5.3.11: Commercial Mortgage Bonds: Largest Rally Since July

Commercial mortgage bonds are experiencing the largest rally in 10 months on growing confidence that declining unemployment will boost the economy enough to stem a tide of loan defaults. Top-rated securities backed by U.S. property loans returned 1.41% in April, while AAA-ranked corporate bonds gained 1.28%, a gap of 0.13 percentage points, the biggest since January, according to Bank of America Merrill Lynch index data. In March, corporates returned 0.07% versus 0.02% for bonds tied to skyscrapers, hotels, apartments and shopping centers.

The $700-billion market for commercial mortgage debt is gaining favor as a 45% decline in real estate values since 2007 slows and the jobless rate drops to a two-year low. The balance of delinquent loans bundled and sold into bonds fell in March for the first time in more than three years. On May 1, Warren Buffett said that prices have been “pretty strong” in multifamily real estate.

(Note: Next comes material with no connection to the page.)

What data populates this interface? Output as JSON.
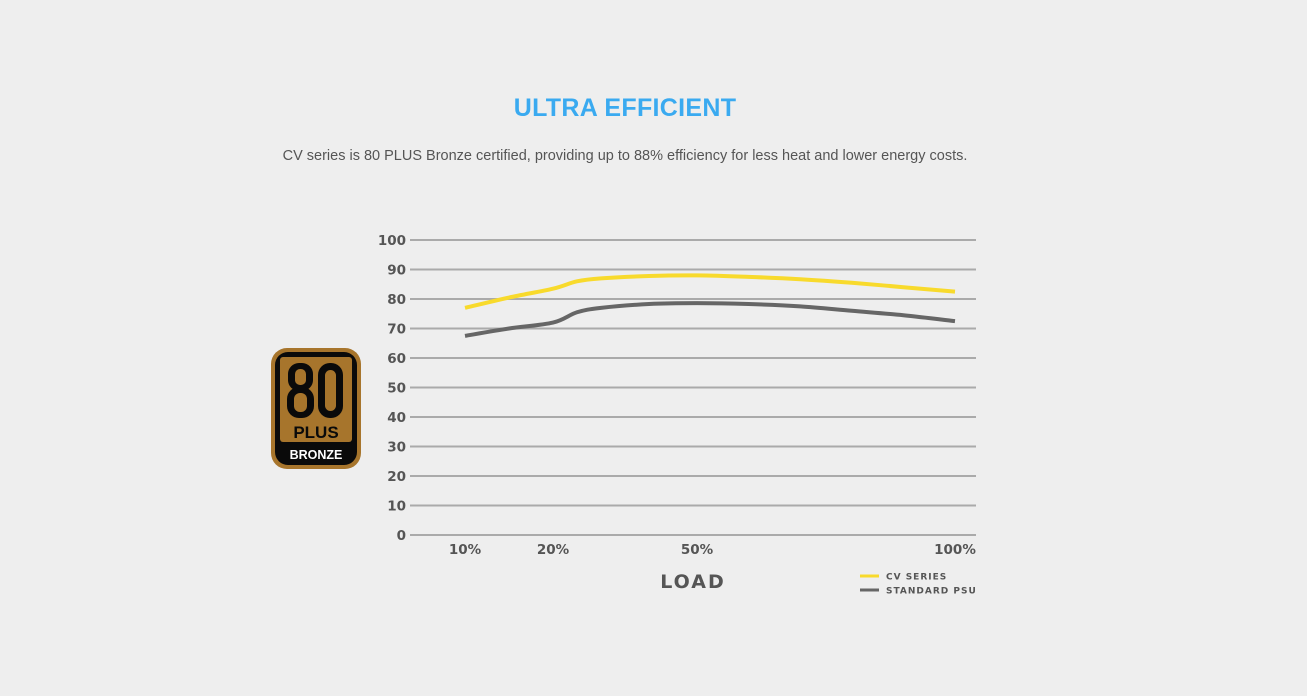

“As we’ve seen the employment picture improve, people feel better about taking the worst-case scenario off the table,” said James Grady, a managing director at Deutsche Asset Management in New York, which has $240 billion in assets under management including commercial-mortgage debt. “Vacancy and lease rates are starting to improve, and that supports prices in commercial real estate.”

Relative yields on AAA-ranked commercial mortgage securities have fallen to 173 basis points, or 1.73 percentage points, the lowest since January 2008, according to Bank of America Merrill Lynch data. The index ended 2010 at 200 basis points.